Fishing in Amed
After 10 days in Ubud, we decided to break free from the tourist throng and head to the sleepy northeast beach town of Amed. Of course no sooner had we’d checked in, than they asked, “You have program today? You want go snorkeling? Japanese shipwreck? Massage? What time massage?” Maybe it’s that we’re long term travelers and not looking to pack every moment with activity, but I wonder if they think it’s strange that we don’t want to commit to anything right away. We need time to unwind, catch up on blog posts, dip in the pool, read, and get our bearings.
But by our second lazy day in Amed, we figured we had to do something, so we scanned the list of activities, and one caught my eye: jukung boat fishing—180,000 rupiah (or about $18). It’s not that I have much interest in fishing per se, but I do like to eat fish, and Amed is a fishing village, so it seemed both unusual and appropriate.
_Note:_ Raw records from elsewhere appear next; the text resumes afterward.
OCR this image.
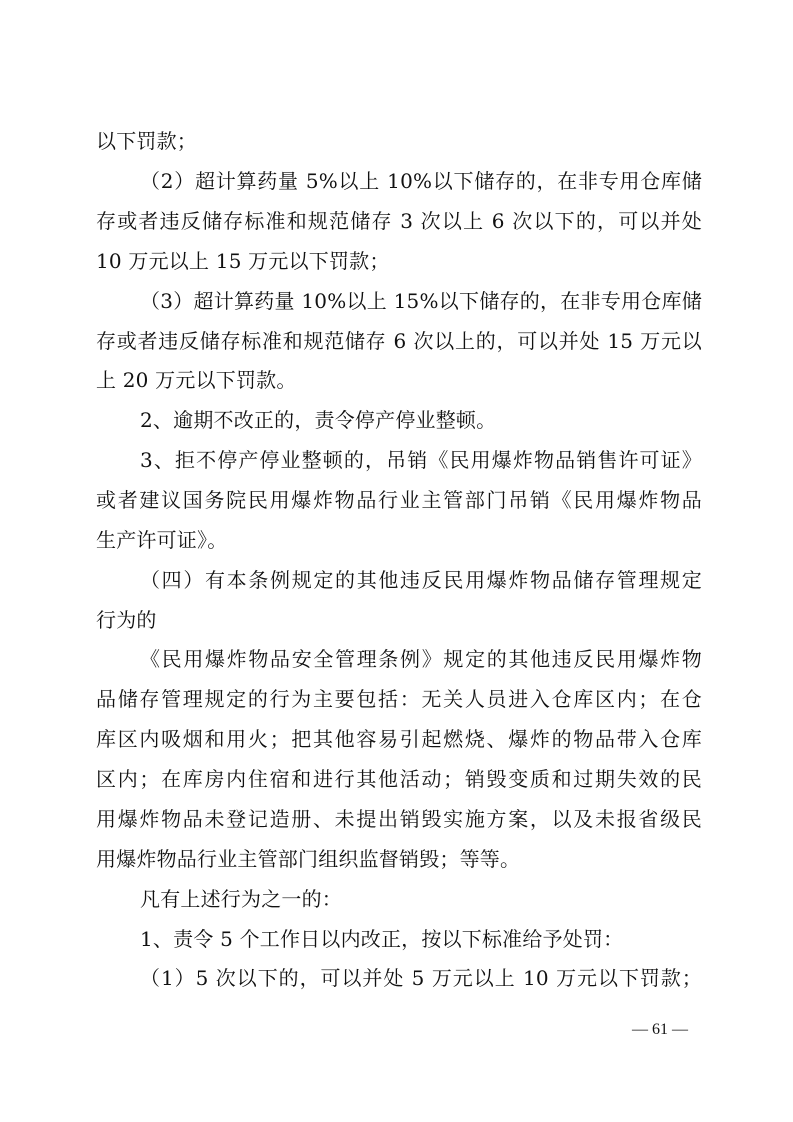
以下罚款；
（2）超计算药量 5%以上 10%以下储存的，在非专用仓库储
存或者违反储存标准和规范储存 3 次以上 6 次以下的，可以并处
10 万元以上 15 万元以下罚款；
（3）超计算药量 10%以上 15%以下储存的，在非专用仓库储
存或者违反储存标准和规范储存 6 次以上的，可以并处 15 万元以
上 20 万元以下罚款。
2、逾期不改正的，责令停产停业整顿。
3、拒不停产停业整顿的，吊销《民用爆炸物品销售许可证》
或者建议国务院民用爆炸物品行业主管部门吊销《民用爆炸物品
生产许可证》。
（四）有本条例规定的其他违反民用爆炸物品储存管理规定
行为的
《民用爆炸物品安全管理条例》规定的其他违反民用爆炸物
品储存管理规定的行为主要包括：无关人员进入仓库区内；在仓
库区内吸烟和用火；把其他容易引起燃烧、爆炸的物品带入仓库
区内；在库房内住宿和进行其他活动；销毁变质和过期失效的民
用爆炸物品未登记造册、未提出销毁实施方案，以及未报省级民
用爆炸物品行业主管部门组织监督销毁；等等。
凡有上述行为之一的：
1、责令 5 个工作日以内改正，按以下标准给予处罚：
（1）5 次以下的，可以并处 5 万元以上 10 万元以下罚款；
— 61 —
Stephanie was thinking the same thing, and she’d been wanting an excuse to get out on one of the traditional boats.
So last Wednesday we set the alarm for 5 in the morning, got up before the roosters, and met our local, non-English-speaking fisherman at the gates that led from the bungalows to the beach. We helped him drag his jukung boat—a long, narrow, and deep sort of canoe with outriggers on both sides—down the volcanic black sand beach to the surf, got in, and we were off. We didn’t go too far from the shore, or too far from where we’d put in, which was comforting as this was not a “safety talk and lifevests” sort of outing. This was a real Balinese fisherman, in a real handmade, patched-up fishing boat.
The style of fishing was simply dropping a line into the water with a lead sinker and two hooks with bits of fish for bait. The other end of the line was just a spool. It reminded me of how the Filipino crew fished off the Cap Cleveland. At first we circled in the water with a line out and the engine on, but this didn’t seem to have any effect (unless we were trying to round up all the fishies). Eventually we stopped in a spot and dropped the lines straight down, letting them out a lot—it was surprisingly deep.
Right away we caught a few fish. A more accurate description would be: I’d feel a vibration on the line that was probably nothing, I’d hand it to the fisherman to analyze, he’d feel the line, shake his head “No”, and then all-of-a-sudden, he’d yank up on it as if performing a sort of magic trick. A smile would come over his face—the universal body language for “I caught a fish!” He’d hand the line back to me, and I’d start pulling it in, which would take a while, since we’d let so much out. It happened like this two or three times. And at the end was a beautiful, barely three inch long yellow fish with blue stripes. It seemed too small to bother with, but he’d take it off the hook anyway and throw it into the bucket.
Then we’d motor to another location and repeat. It seemed that we were having less luck over time. After two hours on the water I was starting to feel a bit queasy, and Stephanie’s bladder was about to burst, so we were happy when he made the motion that it was time to return. The bucket contained seventeen small fish. He took three for himself, and we walked back to the the hotel with fourteen. They put them in the fridge for us and told us we could take them to the warung (the local restaurant) next door, and they’d cook them up for us.
At lunch time that’s exactly what we did. We recovered our fish, brought them down the beach, and the folks at the warung knew exactly what to: scaled them and threw them on the grill. We had so much fish, we ended up giving two away. Stephanie had two, and I managed to eat the remaining ten! I was probably exerting more energy trying to separate the meat from the bones, than I was getting from the fish itself. It took a while to work my way through them, but in the end, I was full, sweaty, and satisfied.